AbstractOrganized mesoscale cellular convection (MCC) is a common feature of marine stratocumulus clouds that forms in response to interactions among dynamic, microphysical, and radiative processes at the mesoscale. Cloud resolving models begin to resolve some of these processes, but using high resolutions is extremely costly. To understand the impact of limited resolution on MCC, we use the Weather Research and Forecasting model with chemistry and fully coupled cloud‐aerosol interactions to simulate MCC over the southeast Pacific during the Variability of the American Monsoon Systems Ocean‐Cloud‐Atmosphere‐Land Study Regional Experiment (VOCALS‐REx). A suite of experiments with 3 and 9 km grid spacing indicates that the simulations with finer grid spacing have smaller liquid water paths and cloud fractions, while cloud tops are higher. The observed diurnal cycle is reasonably well simulated. To isolate organized MCC characteristics, we develop a new automated method that uses the watershed segmentation combining the detection of cloud boundaries with coincident vertical velocities.
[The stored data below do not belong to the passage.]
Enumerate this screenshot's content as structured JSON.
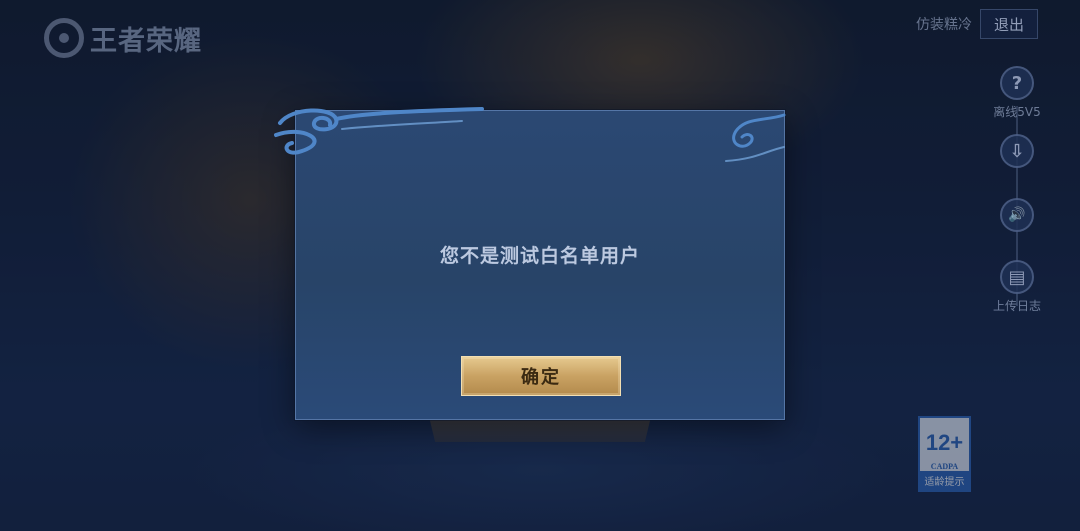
{
  "app": {
    "logo_text": "王者荣耀"
  },
  "header": {
    "username": "仿装糕冷",
    "logout_label": "退出"
  },
  "side_menu": {
    "items": [
      {
        "icon": "question-icon",
        "glyph": "?",
        "label": "离线5V5"
      },
      {
        "icon": "download-icon",
        "glyph": "⇩",
        "label": ""
      },
      {
        "icon": "speaker-icon",
        "glyph": "🔊",
        "label": ""
      },
      {
        "icon": "clipboard-icon",
        "glyph": "▤",
        "label": "上传日志"
      }
    ]
  },
  "age_rating": {
    "age": "12+",
    "org": "CADPA",
    "tip": "适龄提示"
  },
  "dialog": {
    "message": "您不是测试白名单用户",
    "confirm_label": "确定"
  },
  "colors": {
    "dialog_bg": "#284468",
    "button_gold": "#c9a263",
    "rating_blue": "#2b64b8"
  }
}
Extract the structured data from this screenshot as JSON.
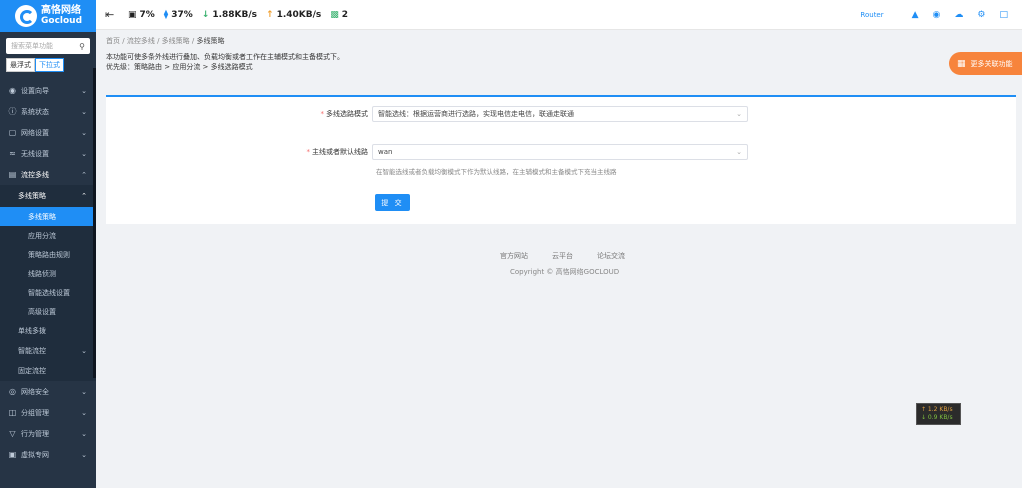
{
  "brand": {
    "name_cn": "高恪网络",
    "name_en": "Gocloud"
  },
  "sidebar": {
    "search_placeholder": "搜索菜单功能",
    "mode": {
      "float": "悬浮式",
      "dropdown": "下拉式"
    },
    "items": [
      {
        "label": "设置向导",
        "icon": "compass-icon"
      },
      {
        "label": "系统状态",
        "icon": "info-icon"
      },
      {
        "label": "网络设置",
        "icon": "monitor-icon"
      },
      {
        "label": "无线设置",
        "icon": "wifi-icon"
      },
      {
        "label": "流控多线",
        "icon": "flow-icon"
      }
    ],
    "sub_open": "多线策略",
    "leaves": [
      "多线策略",
      "应用分流",
      "策略路由规则",
      "线路侦测",
      "智能选线设置",
      "高级设置"
    ],
    "subs": [
      "单线多拨",
      "智能流控",
      "固定流控"
    ],
    "items_bottom": [
      {
        "label": "网络安全",
        "icon": "shield-icon"
      },
      {
        "label": "分组管理",
        "icon": "group-icon"
      },
      {
        "label": "行为管理",
        "icon": "filter-icon"
      },
      {
        "label": "虚拟专网",
        "icon": "lock-icon"
      }
    ]
  },
  "topbar": {
    "cpu": "7%",
    "mem": "37%",
    "down": "1.88KB/s",
    "up": "1.40KB/s",
    "devices": "2",
    "router": "Router"
  },
  "breadcrumb": [
    "首页",
    "流控多线",
    "多线策略",
    "多线策略"
  ],
  "desc_line1": "本功能可使多条外线进行叠加、负载均衡或者工作在主辅模式和主备模式下。",
  "desc_line2": "优先级：策略路由 > 应用分流 > 多线选路模式",
  "promo": "更多关联功能",
  "form": {
    "mode_label": "多线选路模式",
    "mode_value": "智能选线：根据运营商进行选路，实现电信走电信，联通走联通",
    "line_label": "主线或者默认线路",
    "line_value": "wan",
    "hint": "在智能选线或者负载均衡模式下作为默认线路，在主辅模式和主备模式下充当主线路",
    "submit": "提 交"
  },
  "footer": {
    "links": [
      "官方网站",
      "云平台",
      "论坛交流"
    ],
    "copyright": "Copyright © 高恪网络GOCLOUD"
  },
  "speed": {
    "up": "↑ 1.2 KB/s",
    "down": "↓ 0.9 KB/s"
  },
  "colors": {
    "accent": "#1f8ef5",
    "sidebar": "#263445",
    "promo": "#f7843c"
  }
}
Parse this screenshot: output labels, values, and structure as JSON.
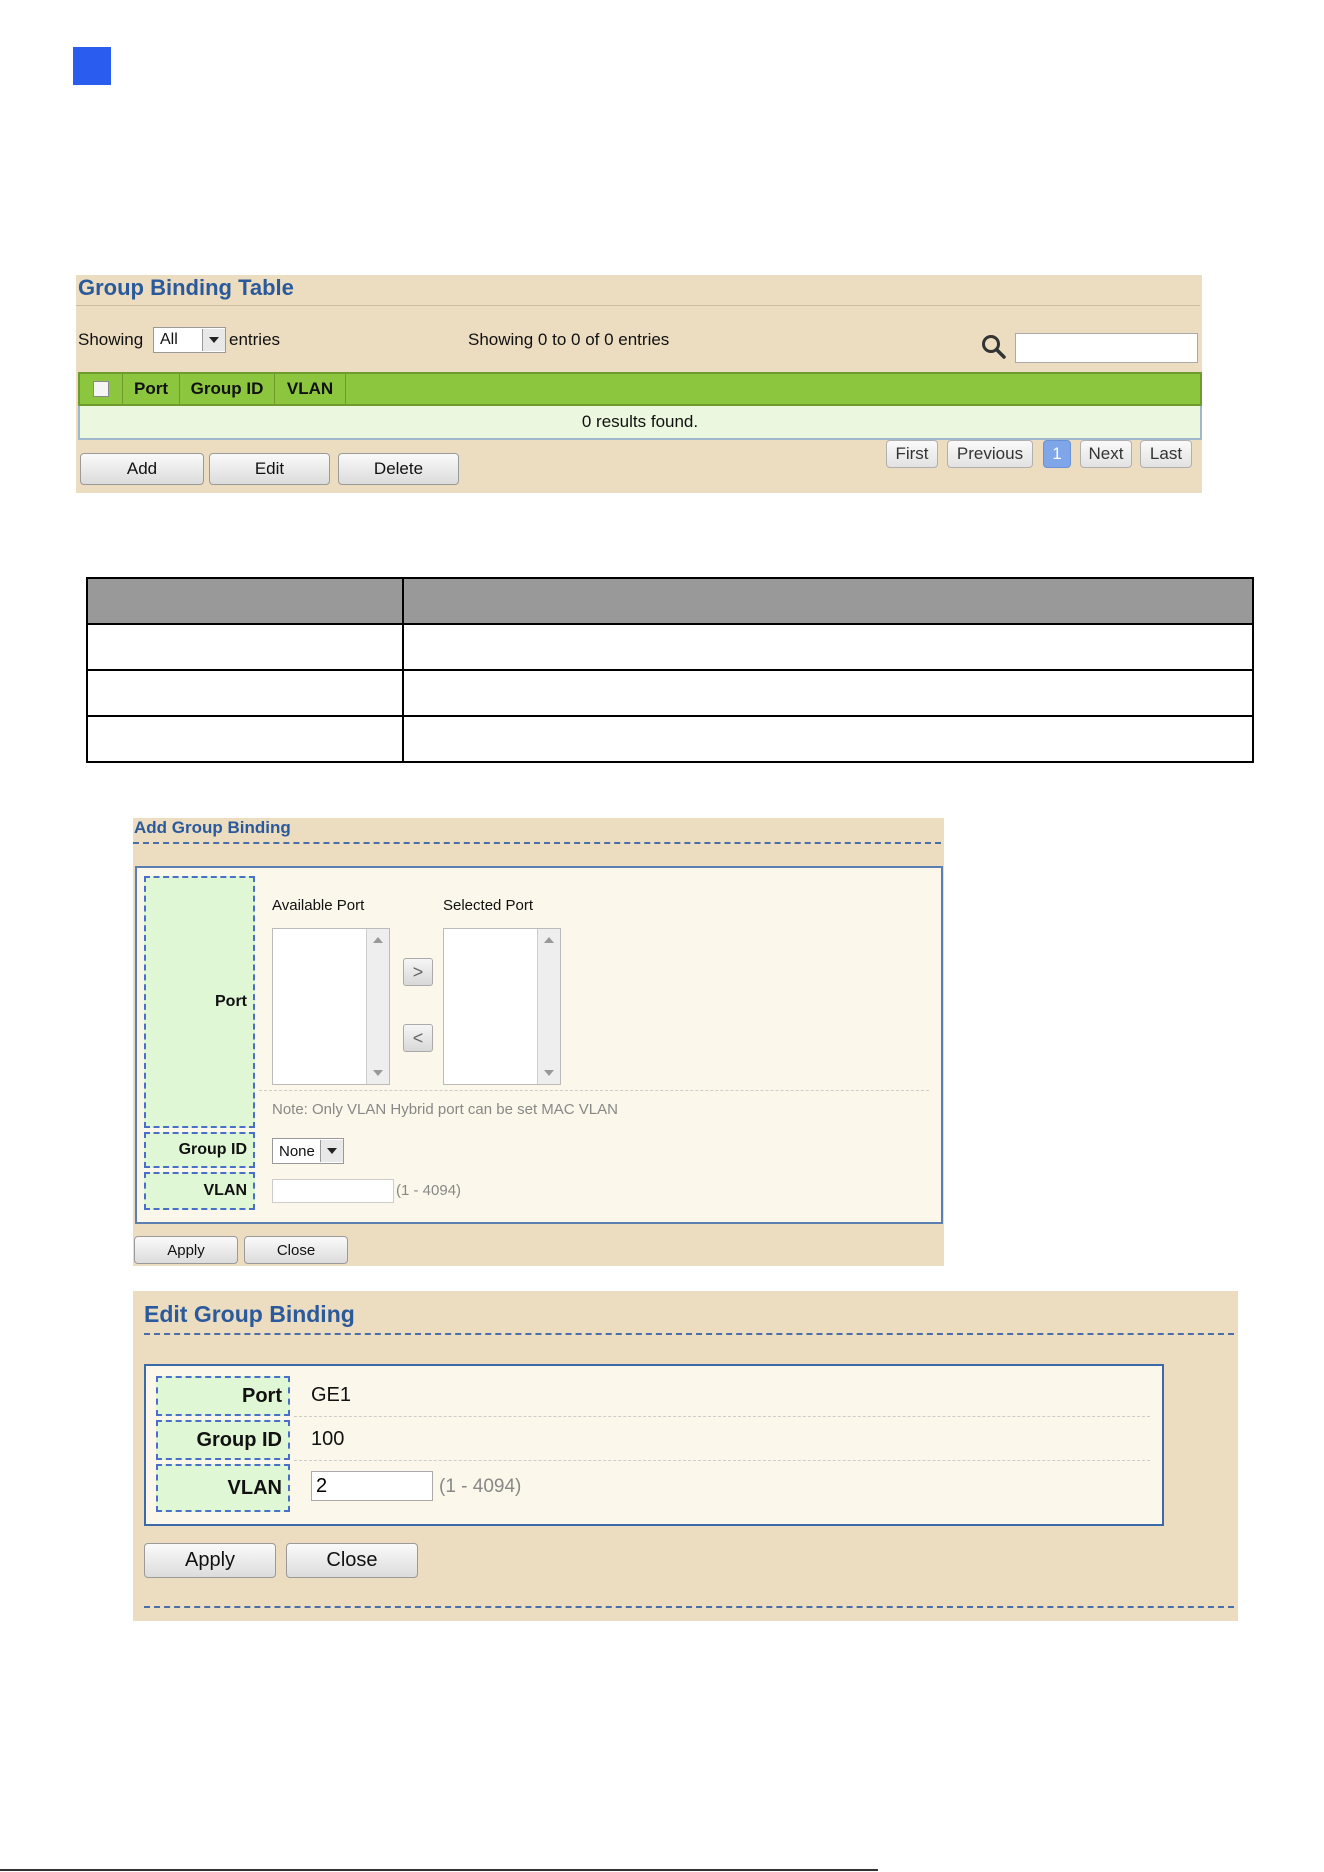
{
  "gbt": {
    "title": "Group Binding Table",
    "showing_label": "Showing",
    "entries_select": "All",
    "entries_label": "entries",
    "summary": "Showing 0 to 0 of 0 entries",
    "columns": [
      "Port",
      "Group ID",
      "VLAN"
    ],
    "empty_text": "0 results found.",
    "buttons": {
      "add": "Add",
      "edit": "Edit",
      "delete": "Delete"
    },
    "pagination": {
      "first": "First",
      "previous": "Previous",
      "page": "1",
      "next": "Next",
      "last": "Last"
    }
  },
  "add_panel": {
    "title": "Add Group Binding",
    "port_label": "Port",
    "available_port_label": "Available Port",
    "selected_port_label": "Selected Port",
    "move_right": ">",
    "move_left": "<",
    "note": "Note: Only VLAN Hybrid port can be set MAC VLAN",
    "group_id_label": "Group ID",
    "group_id_value": "None",
    "vlan_label": "VLAN",
    "vlan_value": "",
    "vlan_hint": "(1 - 4094)",
    "apply": "Apply",
    "close": "Close"
  },
  "edit_panel": {
    "title": "Edit Group Binding",
    "port_label": "Port",
    "port_value": "GE1",
    "group_id_label": "Group ID",
    "group_id_value": "100",
    "vlan_label": "VLAN",
    "vlan_value": "2",
    "vlan_hint": "(1 - 4094)",
    "apply": "Apply",
    "close": "Close"
  },
  "colors": {
    "header_green": "#8cc63f",
    "panel_tan": "#ecdcc0",
    "title_blue": "#2a5a9c",
    "accent_square": "#2b5cf0"
  }
}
This ensures that the detected cloud fields are dynamically consistent for closed MCC, a common feature within the VOCALS‐REx region. We demonstrate that the 3 km simulation is able to reproduce the scaling between horizontal cell size and boundary layer depth seen in satellite observations for the conditions of 900–1400 m deep boundary layers. However, the 9 km simulation is unable to resolve smaller circulations corresponding to shallower boundary layers, instead producing MCC with an invariant horizontal scale for all simulated boundary layers depths. The results demonstrate that the grid spacing needed for proper simulation of the MCC structure in marine stratocumulus regions depends on the boundary layer depth.